When Julia Too came back, I asked her why she’d chosen Lili, and she knitted her brow. “I don’t know about Phoebe yet,” she said.
“Don’t know what?”
“Mom?” She fiddled with the ear of a ratty teddy bear. “Was my dad a criminal?”
“No,” I said. “What gave you that idea?”
“Phoebe said everyone in Beijing knows that.”
“I see. It’s not true.” I said it without pausing, and she nodded, ready to believe me.
“I’m sorry Phoebe is making up stories that hurt you,” I said, trying to hide my horror. “You should try as hard as you can not to worry what other people think.”
“But Phoebe isn’t other people. She’s Phoebe,” Julia Too said. “And she was just telling me so I would know what everyone was saying.”
I could hear that this was something Phoebe had said. “What about Sophie?”

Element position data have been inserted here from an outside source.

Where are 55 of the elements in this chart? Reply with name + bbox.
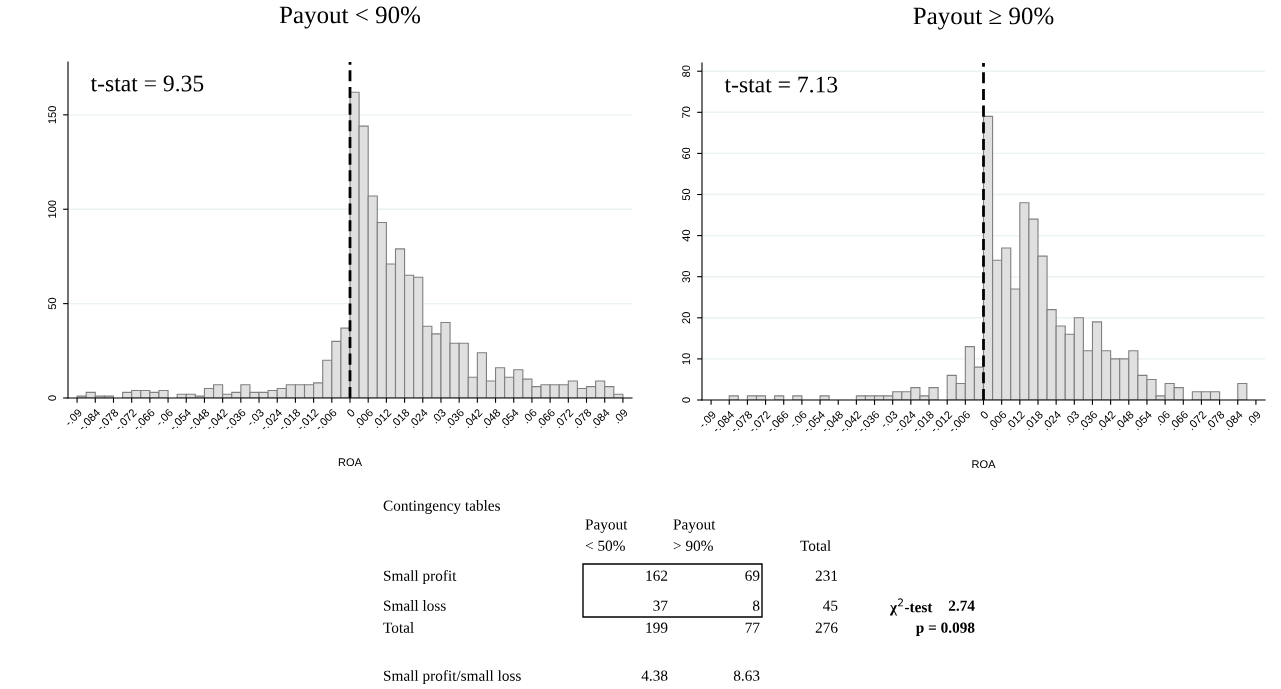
data-label: 4.38 xyxy=(641,670,668,681)
data-label: 37 xyxy=(653,600,668,611)
y-tick-label: 40 xyxy=(682,229,691,242)
text: χ$^{2}$-test xyxy=(889,598,933,616)
y-tick-label: 50 xyxy=(48,297,57,310)
text: Payout < 50% xyxy=(585,519,628,551)
category-label: Small loss xyxy=(384,600,446,611)
data-label: 276 xyxy=(815,622,838,633)
category-label: Small profit/small loss xyxy=(384,669,521,685)
chart-title: Payout ≥ 90% xyxy=(913,7,1054,30)
y-tick-label: 100 xyxy=(48,200,57,218)
y-tick-label: 80 xyxy=(682,65,691,77)
chart-title: Payout < 90% xyxy=(279,6,421,29)
x-tick-label: .06 xyxy=(521,408,538,424)
text: p = 0.098 xyxy=(915,622,975,636)
data-label: 77 xyxy=(745,622,760,633)
category-label: Small profit xyxy=(384,569,457,585)
y-tick-label: 0 xyxy=(48,395,57,401)
category-label: Total xyxy=(383,622,414,633)
x-tick-label: -.06 xyxy=(788,410,808,429)
data-label: 69 xyxy=(745,570,760,581)
x-tick-label: -.03 xyxy=(879,410,899,429)
text: Total xyxy=(800,540,831,551)
data-label: 162 xyxy=(646,570,668,581)
data-label: 199 xyxy=(646,622,668,633)
text: Payout > 90% xyxy=(673,519,716,551)
x-tick-label: 0 xyxy=(346,408,356,418)
x-axis-title: ROA xyxy=(972,460,996,469)
y-tick-label: 10 xyxy=(682,353,691,365)
y-tick-label: 150 xyxy=(48,106,57,124)
y-tick-label: 20 xyxy=(682,312,691,324)
x-tick-label: 0 xyxy=(979,410,989,420)
y-tick-label: 60 xyxy=(682,147,691,160)
data-label: 8.63 xyxy=(733,670,760,681)
data-label: 231 xyxy=(815,570,838,581)
x-tick-label: .09 xyxy=(1245,410,1262,426)
x-tick-label: -.03 xyxy=(246,408,265,427)
annotation: t-stat = 9.35 xyxy=(90,75,204,92)
data-label: 8 xyxy=(752,600,760,611)
x-tick-label: -.09 xyxy=(698,410,717,429)
x-tick-label: .09 xyxy=(612,408,629,424)
data-label: 45 xyxy=(823,600,838,611)
y-tick-label: 70 xyxy=(682,106,691,118)
annotation: t-stat = 7.13 xyxy=(724,76,838,93)
x-tick-label: .03 xyxy=(1064,410,1080,426)
x-tick-label: .03 xyxy=(430,408,447,424)
x-tick-label: .06 xyxy=(1155,410,1171,426)
text: Contingency tables xyxy=(383,500,500,514)
y-tick-label: 0 xyxy=(682,397,691,403)
x-tick-label: -.09 xyxy=(64,408,83,427)
y-tick-label: 30 xyxy=(682,270,691,283)
text: 2.74 xyxy=(948,600,975,611)
x-axis-title: ROA xyxy=(338,458,363,467)
y-tick-label: 50 xyxy=(682,188,691,201)
x-tick-label: -.06 xyxy=(155,408,174,427)
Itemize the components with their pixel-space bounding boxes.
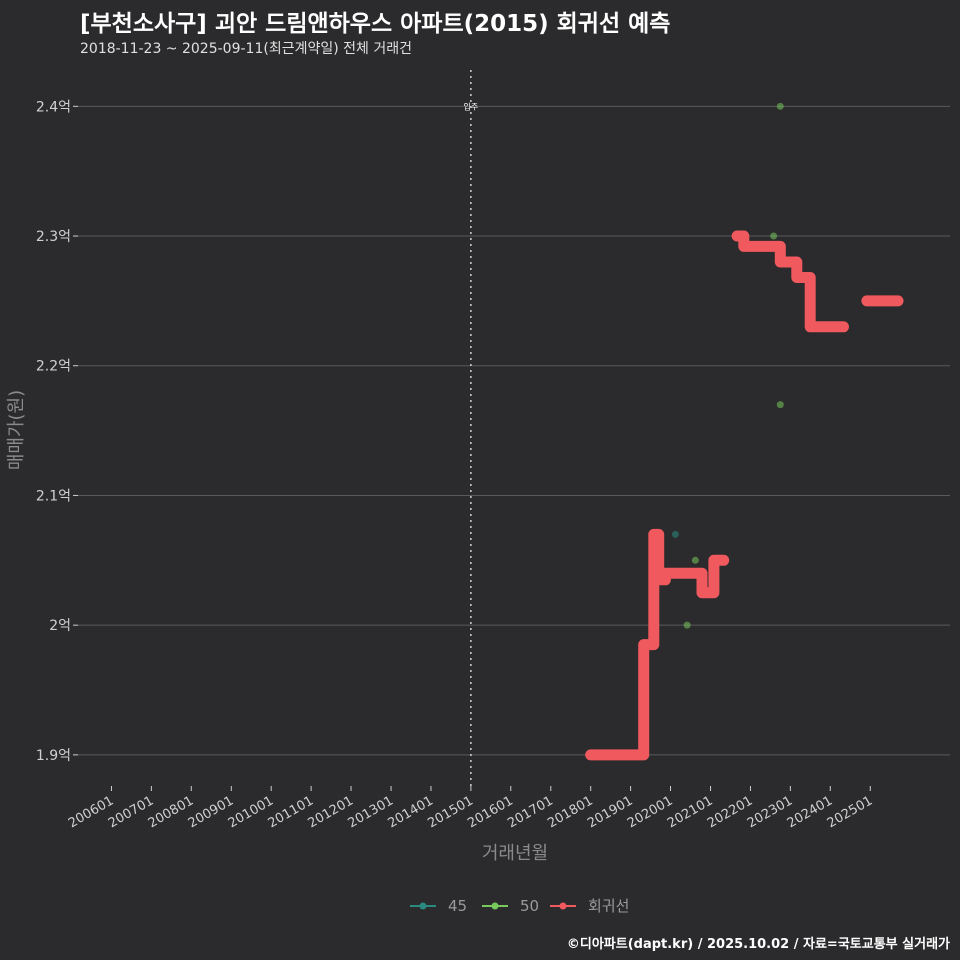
x-tick-label: 202501 — [825, 793, 875, 831]
x-tick-label: 201801 — [545, 793, 595, 831]
y-tick-label: 1.9억 — [36, 748, 71, 764]
y-tick-label: 2.4억 — [36, 99, 71, 115]
x-axis-title: 거래년월 — [482, 843, 548, 864]
y-tick-label: 2억 — [49, 618, 71, 634]
y-axis-title: 매매가(원) — [6, 390, 27, 470]
x-tick-label: 201601 — [465, 793, 515, 831]
x-tick-label: 202001 — [625, 793, 675, 831]
legend-label: 45 — [448, 897, 467, 915]
move-in-label: 입주 — [463, 102, 478, 111]
legend: 45 50 회귀선 — [410, 897, 629, 915]
x-tick-label: 202101 — [665, 793, 715, 831]
point-50 — [770, 232, 778, 240]
point-45 — [671, 530, 679, 538]
x-tick-label: 200801 — [146, 793, 196, 831]
x-tick-label: 201501 — [425, 793, 475, 831]
x-tick-label: 202401 — [785, 793, 835, 831]
x-axis-ticks: 2006012007012008012009012010012011012012… — [66, 786, 875, 831]
y-tick-label: 2.3억 — [36, 229, 71, 245]
regression-lines — [585, 230, 904, 761]
move-in-line: 입주 — [463, 70, 478, 786]
x-tick-label: 202301 — [745, 793, 795, 831]
x-tick-label: 200901 — [186, 793, 236, 831]
grid-lines — [78, 105, 950, 756]
data-points — [671, 102, 784, 629]
x-tick-label: 202201 — [705, 793, 755, 831]
y-tick-label: 2.2억 — [36, 359, 71, 375]
regression-segment — [585, 528, 730, 761]
x-tick-label: 200701 — [106, 793, 156, 831]
point-50 — [691, 556, 699, 564]
regression-segment — [731, 230, 849, 333]
legend-label: 50 — [520, 897, 539, 915]
x-tick-label: 201701 — [505, 793, 555, 831]
legend-label: 회귀선 — [588, 897, 629, 915]
x-tick-label: 201201 — [306, 793, 356, 831]
point-50 — [776, 401, 784, 409]
point-50 — [683, 621, 691, 629]
x-tick-label: 201401 — [385, 793, 435, 831]
x-tick-label: 201001 — [226, 793, 276, 831]
x-tick-label: 201301 — [346, 793, 396, 831]
x-tick-label: 200601 — [66, 793, 116, 831]
x-tick-label: 201901 — [585, 793, 635, 831]
legend-key-dot — [559, 902, 567, 910]
legend-key-dot — [419, 902, 427, 910]
y-axis-ticks: 1.9억 2억 2.1억 2.2억 2.3억 2.4억 — [36, 99, 78, 764]
source-caption: ©디아파트(dapt.kr) / 2025.10.02 / 자료=국토교통부 실… — [566, 937, 950, 952]
chart-title: [부천소사구] 괴안 드림앤하우스 아파트(2015) 회귀선 예측 — [80, 11, 671, 37]
chart-subtitle: 2018-11-23 ~ 2025-09-11(최근계약일) 전체 거래건 — [80, 41, 412, 57]
legend-key-dot — [491, 902, 499, 910]
point-50 — [776, 102, 784, 110]
x-tick-label: 201101 — [266, 793, 316, 831]
y-tick-label: 2.1억 — [36, 488, 71, 504]
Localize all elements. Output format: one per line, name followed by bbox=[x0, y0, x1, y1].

“Sophie’s opinion is important, too.”
“What is Sophie’s opinion?”
“She always agrees with everything Phoebe says.”
“I see. What about Lili?”
“She doesn’t even go to our school.”
“But is she on your side?”
“Yes.” That night, I sat up watching Julia Too sleep in a bed crowded with a stuffed lion, two monkey puppets with Velcro arms wrapped around each other’s necks, and a doll named Sam. I remembered Julia Too’s baby life, how many mornings my mother showed up, packed Julia Too and the diapers, wet wipes, sippy cups, Cheerios, balls, sunscreen, hats, and countless other necessities, and went to the park so I could read, bathe, or sleep. So I could get sane and finish Columbia. So I could eat, teach, manage. Even after she married Jack, my mom was always everywhere all the time. And I don’t know whether it was in his nature or my mom tutored him, but Jack is loving and generous too, signs cards Grandpa Jack. So how big a favor is it to put Julia Too on a plane to see them? My mother would pick her up at JFK. Julia Too would be fine. I kept reminding myself. There are so many ways in which I do not want Julia Too to be like me. I’d like her to feel safe. Whenever she cried as a baby, I snatched her up immediately. What was in store for her seemed already so terrible; how could I let her weep over lesser tragedies?